Fondazione IRCCS Santa Lucia, Laboratory of Clinical and Behavioral Neurology, Via Ardeatina 306, 00179, Rome, Italy,

出版信息

J Neurol. 2015;262(4):938-48. doi: 10.1007/s00415-015-7662-2. Epub 2015 Feb 12.

Abstract

Memory tests able to differentiate encoding and retrieval processes from the memoranda storing ones should be used to differentiate patients in a very early phase of AD. In fact, individuals with mild cognitive impairment (MCI) can be characterized by two different memory profiles: a pure amnestic one (with poor learning and retrieval and poor improvement when encoding is assisted and retrieval is facilitated) and a dysexecutive one (with inefficient encoding and/or poor retrieval strategies and improvement with assisted encoding and retrieval).
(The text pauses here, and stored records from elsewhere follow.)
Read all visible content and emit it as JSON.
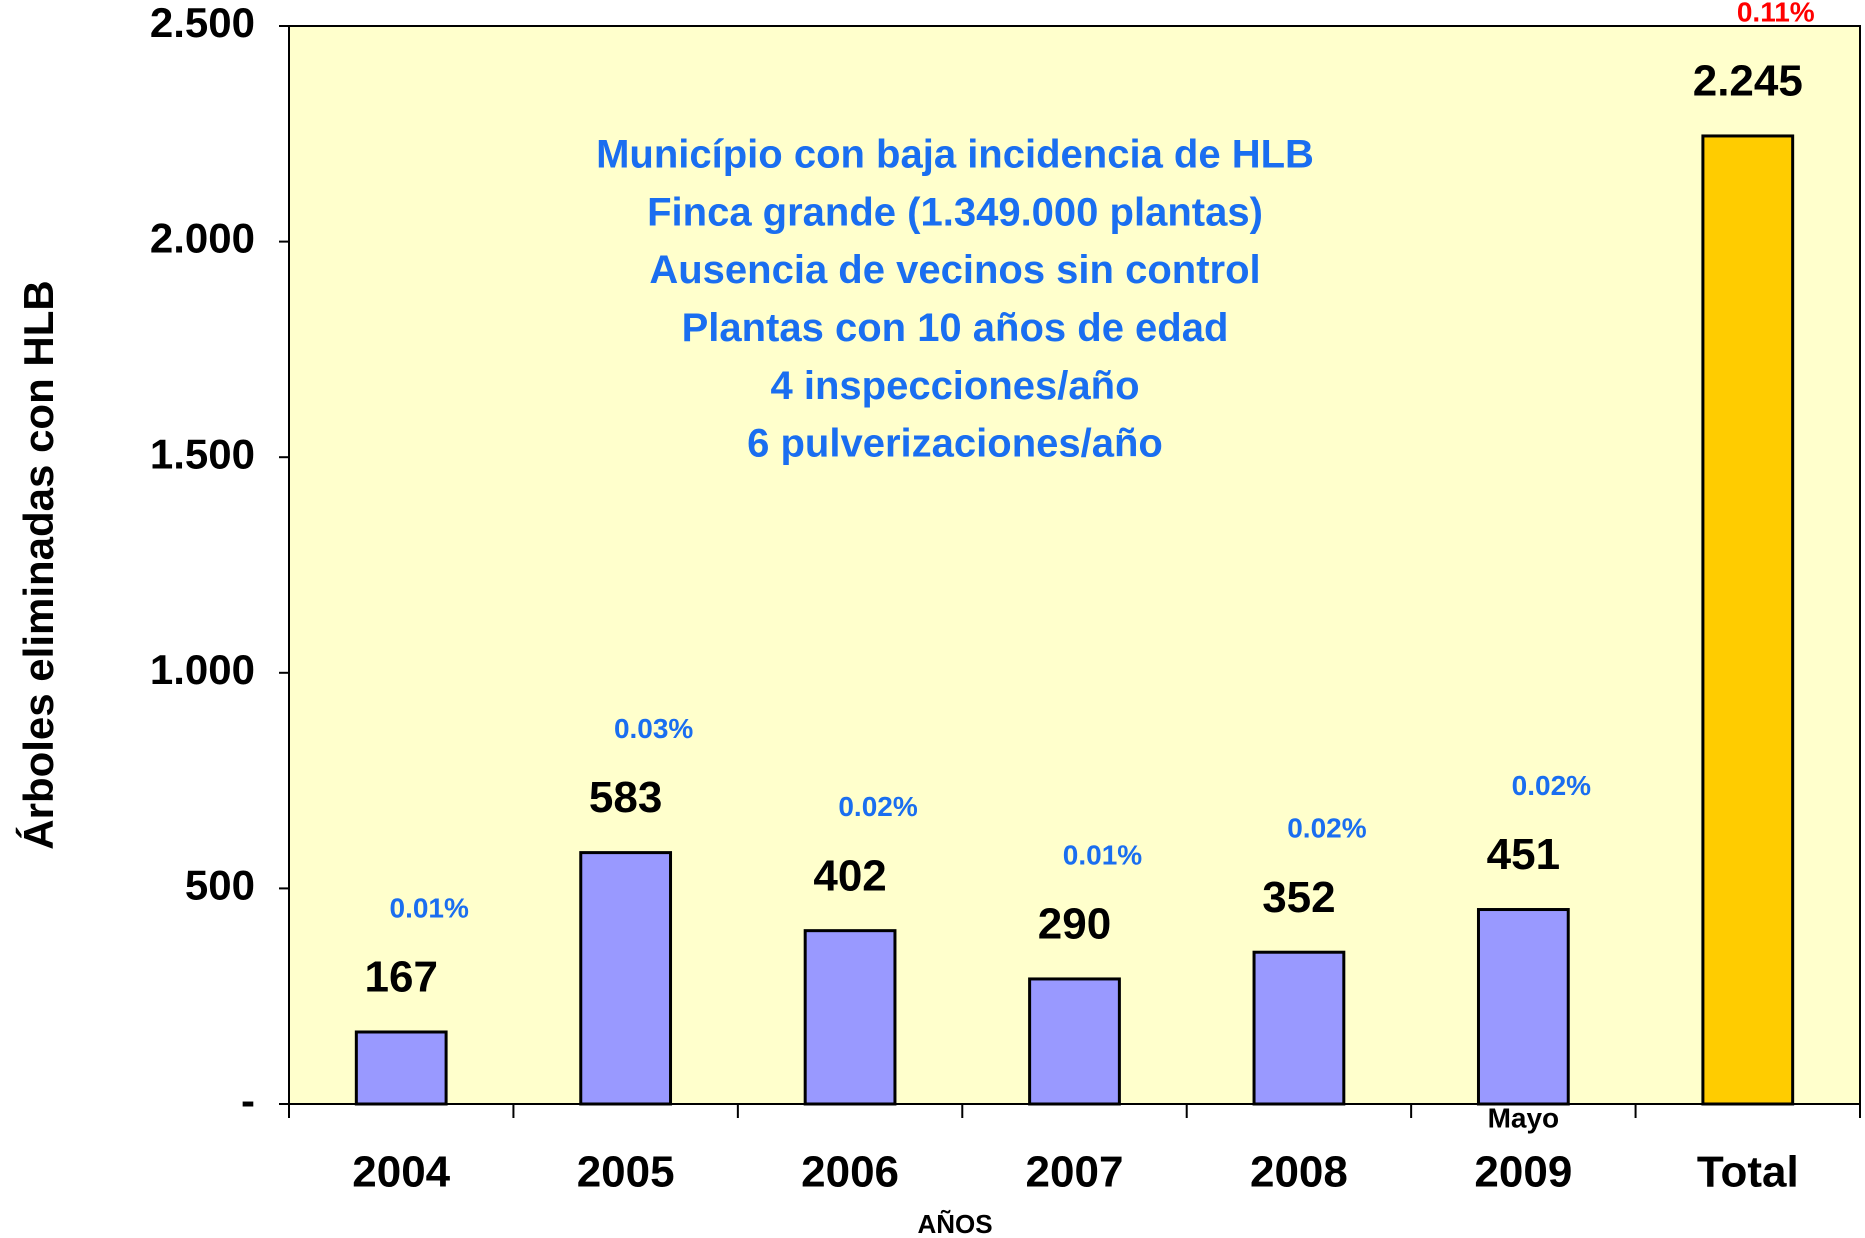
{
  "chart_data": {
    "type": "bar",
    "categories": [
      "2004",
      "2005",
      "2006",
      "2007",
      "2008",
      "2009",
      "Total"
    ],
    "values": [
      167,
      583,
      402,
      290,
      352,
      451,
      2245
    ],
    "value_labels": [
      "167",
      "583",
      "402",
      "290",
      "352",
      "451",
      "2.245"
    ],
    "colors": [
      "#9999ff",
      "#9999ff",
      "#9999ff",
      "#9999ff",
      "#9999ff",
      "#9999ff",
      "#ffcc00"
    ],
    "percent_labels": [
      "0.01%",
      "0.03%",
      "0.02%",
      "0.01%",
      "0.02%",
      "0.02%",
      "0.11%"
    ],
    "percent_label_colors": [
      "#1a6ef0",
      "#1a6ef0",
      "#1a6ef0",
      "#1a6ef0",
      "#1a6ef0",
      "#1a6ef0",
      "#ff0000"
    ],
    "category_note": {
      "category": 5,
      "text": "Mayo"
    },
    "ylim": [
      0,
      2500
    ],
    "yticks": [
      {
        "value": 0,
        "label": "-"
      },
      500,
      {
        "value": 1000,
        "label": "1.000"
      },
      {
        "value": 1500,
        "label": "1.500"
      },
      {
        "value": 2000,
        "label": "2.000"
      },
      {
        "value": 2500,
        "label": "2.500"
      }
    ],
    "y_label": "Árboles eliminadas con HLB",
    "x_label": "AÑOS",
    "annotation": [
      "Município con baja incidencia de HLB",
      "Finca grande (1.349.000 plantas)",
      "Ausencia de vecinos sin control",
      "Plantas con 10 años de edad",
      "4 inspecciones/año",
      "6 pulverizaciones/año"
    ],
    "plot_background": "#ffffcc"
  }
}
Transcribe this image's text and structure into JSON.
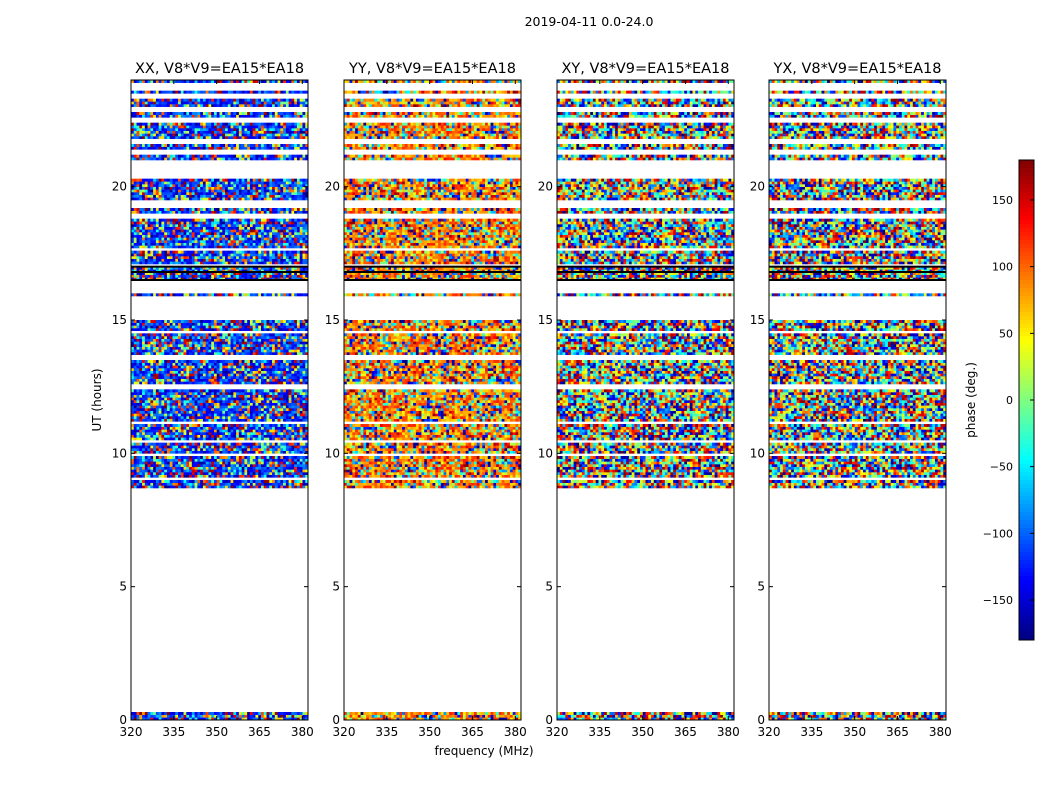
{
  "figure": {
    "suptitle": "2019-04-11 0.0-24.0",
    "xlabel": "frequency (MHz)",
    "ylabel": "UT (hours)",
    "colorbar_label": "phase (deg.)"
  },
  "chart_data": {
    "type": "heatmap",
    "title": "2019-04-11 0.0-24.0",
    "xlabel": "frequency (MHz)",
    "ylabel": "UT (hours)",
    "xlim": [
      320,
      382
    ],
    "ylim": [
      0,
      24
    ],
    "xticks": [
      320,
      335,
      350,
      365,
      380
    ],
    "yticks": [
      0,
      5,
      10,
      15,
      20
    ],
    "colormap": "jet",
    "colorbar": {
      "label": "phase (deg.)",
      "range": [
        -180,
        180
      ],
      "ticks": [
        -150,
        -100,
        -50,
        0,
        50,
        100,
        150
      ],
      "tick_labels": [
        "−150",
        "−100",
        "−50",
        "0",
        "50",
        "100",
        "150"
      ]
    },
    "panels": [
      {
        "title": "XX, V8*V9=EA15*EA18",
        "bias": -120
      },
      {
        "title": "YY, V8*V9=EA15*EA18",
        "bias": 90
      },
      {
        "title": "XY, V8*V9=EA15*EA18",
        "bias": 0
      },
      {
        "title": "YX, V8*V9=EA15*EA18",
        "bias": 0
      }
    ],
    "flagged_bands_hours": [
      [
        0.3,
        8.7
      ],
      [
        9.0,
        9.1
      ],
      [
        9.9,
        10.0
      ],
      [
        10.4,
        10.5
      ],
      [
        11.1,
        11.15
      ],
      [
        12.4,
        12.6
      ],
      [
        13.5,
        13.7
      ],
      [
        14.5,
        14.6
      ],
      [
        15.0,
        15.9
      ],
      [
        16.0,
        16.5
      ],
      [
        17.0,
        17.05
      ],
      [
        17.6,
        17.65
      ],
      [
        18.8,
        19.0
      ],
      [
        19.2,
        19.5
      ],
      [
        20.3,
        21.0
      ],
      [
        21.2,
        21.4
      ],
      [
        21.6,
        21.8
      ],
      [
        22.4,
        22.6
      ],
      [
        22.8,
        23.0
      ],
      [
        23.3,
        23.5
      ],
      [
        23.6,
        23.9
      ]
    ],
    "black_lines_hours": [
      16.5,
      16.8,
      17.0
    ]
  }
}
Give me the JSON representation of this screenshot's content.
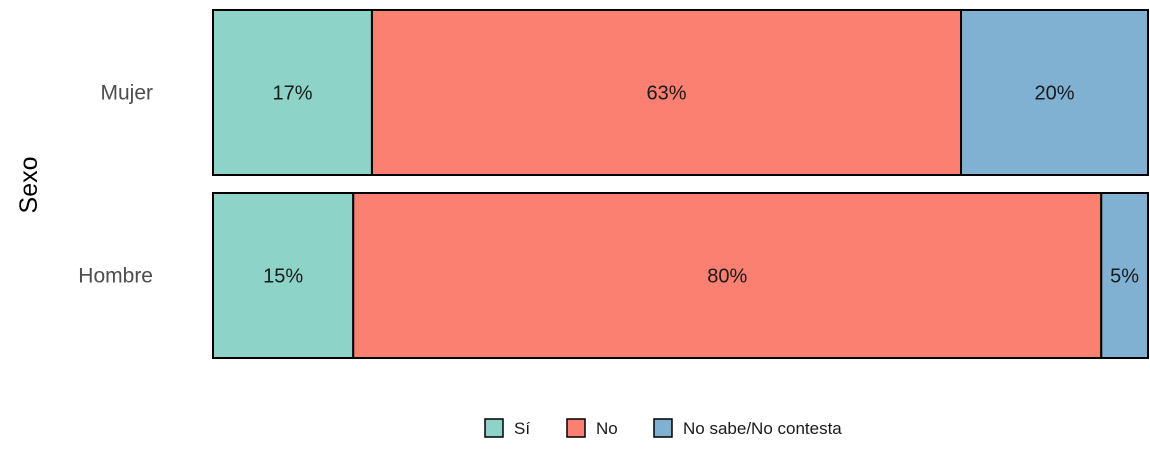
{
  "chart_data": {
    "type": "bar",
    "orientation": "horizontal",
    "stacked": "percent",
    "ylabel": "Sexo",
    "xlabel": "",
    "categories": [
      "Mujer",
      "Hombre"
    ],
    "series": [
      {
        "name": "Sí",
        "color": "#8DD3C7",
        "values": [
          17,
          15
        ],
        "labels": [
          "17%",
          "15%"
        ]
      },
      {
        "name": "No",
        "color": "#FB8072",
        "values": [
          63,
          80
        ],
        "labels": [
          "63%",
          "80%"
        ]
      },
      {
        "name": "No sabe/No contesta",
        "color": "#80B1D3",
        "values": [
          20,
          5
        ],
        "labels": [
          "20%",
          "5%"
        ]
      }
    ],
    "xlim": [
      0,
      100
    ],
    "grid": false,
    "legend_position": "bottom"
  }
}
The amnestic profile characterizes subjects affected by medio-temporal atrophy typical of AD. In this study, a Grober-Buschke memory procedure was used to evaluate normal controls and MCI patients with different cognitive profiles: pure amnestic (aMCIsd), amnestic plus other cognitive impairments (aMCImd) and non-amnestic (naMCI). An index of sensitivity of cueing (ISC) measured the advantage passing from free to cued recall. Results showed that both strategic and consolidation abilities were impaired in the aMCIsd and aMCImd groups and were preserved in the naMCI group. aMCImd, however, compensated the memory deficit with assisted encoding and retrieval, but aMCIsd performed very poorly. When MCI subjects were defined according to the ISC value, subjects with poor ISC were primarily in the aMCIsd group and, to a lesser extent, in the aMCImd group and the naMCI group. Finally, patients with a poor ISC showed cerebral atrophy documented in the precocious phase of AD and the retrosplenial cerebral areas seemed to be the most useful areas for identifying patients in the early phase of AD.

摘要

能够区分编码和检索过程与记忆存储过程的记忆测试应用于在阿尔茨海默病(AD)的极早期阶段鉴别患者。事实上,轻度认知障碍(MCI)个体可表现出两种不同的记忆特征:一种是单纯遗忘型(学习和检索能力差,在编码得到辅助和检索得到促进时改善不明显),另一种是执行功能障碍型(编码效率低下和/或检索策略差,在辅助编码和检索时有所改善)。遗忘型特征表现为受AD典型的中颞叶萎缩影响的个体。在本研究中,采用格罗贝尔-布施克记忆程序评估正常对照以及具有不同认知特征的MCI患者:单纯遗忘型(aMCIsd)、遗忘型加其他认知障碍(aMCImd)和非遗忘型(naMCI)。线索提示敏感性指数(ISC)测量从自由回忆到线索提示回忆的优势。结果显示,aMCIsd组和aMCImd组的策略性和巩固性能力均受损,而naMCI组则保留。然而,aMCImd组通过辅助编码和检索弥补了记忆缺陷,但aMCIsd组表现很差。根据ISC值定义MCI受试者时,ISC差的受试者主要在aMCIsd组,在aMCImd组和naMCI组中的比例较小。最后,ISC差的患者在AD早期阶段出现脑萎缩,而压后皮质区域似乎是在AD早期阶段识别患者最有用的区域。